Tcherepnin, A.: Pianoconcerten nr. 2 op. 26 en 4 op. 78 ‘Fantasie;’ Symfonisch gebed op. 93; op. 41. Noriko Ogawa met het Singapore symfonie orkest o.l.v. Lan Shui. BIS CD 1247 (63’48”). 2001
Tcherepnin, A.: Pianoconcert nr. 3 op. 48; Festmusik op. 45a; Mars op 80. Noriko Ogawa met het Singapore symfonie orkest o.l.v. Lan Shui. BIS CD 1317 (55’19”). 2002
Alleen al in muziekhistorisch opzicht was Alexander Tcherepnin (1899 - 1977) een interessante figuur omdat hij vele muzikale culturen overbrugde. Geboren werd hij in St. Petersburg waar hij nog les had van Rimsky-Korsakov en zich als pianist ontwikkelde en een protégé van Anton Rubinstein was.
Door de revolutie genoopt week hij eerst uit naar het Georgische Tblisi, daarna in 1922 naar Parijs waar hij zijn studie voltooide en van waaruit hij als pianist wereldtournees ondernam die maakten dat hij enige tijd bleef hangen in Shanghai en in Japan verkeerde.
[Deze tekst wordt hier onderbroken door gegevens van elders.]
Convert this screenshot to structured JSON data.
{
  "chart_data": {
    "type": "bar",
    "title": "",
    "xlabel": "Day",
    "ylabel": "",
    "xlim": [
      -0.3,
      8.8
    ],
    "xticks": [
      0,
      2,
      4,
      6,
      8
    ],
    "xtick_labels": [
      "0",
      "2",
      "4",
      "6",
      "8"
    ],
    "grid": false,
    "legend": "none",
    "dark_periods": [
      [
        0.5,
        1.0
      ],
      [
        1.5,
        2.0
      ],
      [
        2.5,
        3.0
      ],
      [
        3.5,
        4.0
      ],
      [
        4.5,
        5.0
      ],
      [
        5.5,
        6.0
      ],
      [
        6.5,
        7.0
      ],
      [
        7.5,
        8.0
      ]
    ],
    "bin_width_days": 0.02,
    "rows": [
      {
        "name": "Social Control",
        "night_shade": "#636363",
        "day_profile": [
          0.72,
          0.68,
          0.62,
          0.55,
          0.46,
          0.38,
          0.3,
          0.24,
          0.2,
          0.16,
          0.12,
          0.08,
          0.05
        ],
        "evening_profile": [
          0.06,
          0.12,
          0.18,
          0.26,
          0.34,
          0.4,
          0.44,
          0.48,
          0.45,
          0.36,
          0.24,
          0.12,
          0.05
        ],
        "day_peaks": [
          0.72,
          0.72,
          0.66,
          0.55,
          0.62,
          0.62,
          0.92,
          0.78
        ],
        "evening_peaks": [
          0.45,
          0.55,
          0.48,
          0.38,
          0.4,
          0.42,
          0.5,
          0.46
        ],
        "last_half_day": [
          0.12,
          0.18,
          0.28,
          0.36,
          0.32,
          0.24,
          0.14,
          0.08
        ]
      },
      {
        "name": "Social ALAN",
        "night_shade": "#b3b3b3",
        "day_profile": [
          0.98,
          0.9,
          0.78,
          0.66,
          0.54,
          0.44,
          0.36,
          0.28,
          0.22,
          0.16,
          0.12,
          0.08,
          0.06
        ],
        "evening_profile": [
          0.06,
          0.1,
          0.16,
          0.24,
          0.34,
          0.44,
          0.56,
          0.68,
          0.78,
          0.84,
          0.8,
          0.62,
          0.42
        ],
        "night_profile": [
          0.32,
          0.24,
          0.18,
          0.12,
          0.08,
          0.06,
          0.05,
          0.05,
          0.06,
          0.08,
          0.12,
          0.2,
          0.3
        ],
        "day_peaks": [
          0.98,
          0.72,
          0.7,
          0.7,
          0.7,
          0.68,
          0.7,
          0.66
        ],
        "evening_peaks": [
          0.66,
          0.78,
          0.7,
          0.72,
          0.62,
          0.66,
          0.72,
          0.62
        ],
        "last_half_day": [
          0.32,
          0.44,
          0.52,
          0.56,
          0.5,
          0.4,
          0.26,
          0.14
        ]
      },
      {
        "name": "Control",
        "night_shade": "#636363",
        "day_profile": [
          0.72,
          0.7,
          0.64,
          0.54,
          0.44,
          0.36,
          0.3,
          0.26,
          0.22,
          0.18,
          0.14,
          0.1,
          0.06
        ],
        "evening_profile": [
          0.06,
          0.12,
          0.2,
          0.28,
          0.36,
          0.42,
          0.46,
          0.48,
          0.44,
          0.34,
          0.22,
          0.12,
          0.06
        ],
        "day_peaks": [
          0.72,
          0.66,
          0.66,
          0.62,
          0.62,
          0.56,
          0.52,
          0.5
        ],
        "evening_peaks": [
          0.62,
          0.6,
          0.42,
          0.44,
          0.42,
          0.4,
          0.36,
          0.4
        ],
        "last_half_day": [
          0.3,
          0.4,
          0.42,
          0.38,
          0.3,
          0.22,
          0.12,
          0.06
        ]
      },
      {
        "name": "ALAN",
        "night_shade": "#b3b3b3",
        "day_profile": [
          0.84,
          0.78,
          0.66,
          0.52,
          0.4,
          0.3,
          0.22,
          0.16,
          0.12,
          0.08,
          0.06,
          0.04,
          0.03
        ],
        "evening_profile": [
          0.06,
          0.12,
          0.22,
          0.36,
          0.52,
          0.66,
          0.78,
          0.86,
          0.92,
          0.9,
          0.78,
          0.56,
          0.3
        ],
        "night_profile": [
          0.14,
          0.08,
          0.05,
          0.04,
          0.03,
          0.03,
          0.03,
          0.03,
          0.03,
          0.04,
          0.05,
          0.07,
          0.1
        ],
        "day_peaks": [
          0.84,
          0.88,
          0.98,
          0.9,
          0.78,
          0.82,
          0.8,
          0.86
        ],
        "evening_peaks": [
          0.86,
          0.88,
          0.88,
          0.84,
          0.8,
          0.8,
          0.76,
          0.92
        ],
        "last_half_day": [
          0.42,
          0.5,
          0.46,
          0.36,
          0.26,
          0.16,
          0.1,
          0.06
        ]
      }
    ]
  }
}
Nog weer later, in 1948, vestigde hij zich in de VS.
Overal deed hij invloeden op die hij in zijn composities verwerkte. Dat leidde tot goede, interessante composities. Zo klinkt Pianoconcert nr. 2 nog heel Europees en nr. 4 heel Chinees en ietwat exotisch als een soort Chinese opera met delen als ‘oosterse kamerdroom’, een variatiereeks met de titel ‘Yan Kuei Fei’s liefdesoffer’ en ‘De weg naar Yunnan’.
Het was daarom geen gek idee om deze werken in een globaliseringsomgeving bij uitstek, Singapore, door de veelzijdige Norika Ogawa te laten opnemen met het goede plaatselijke orkest. De uitkomst is zeer de moeite waard.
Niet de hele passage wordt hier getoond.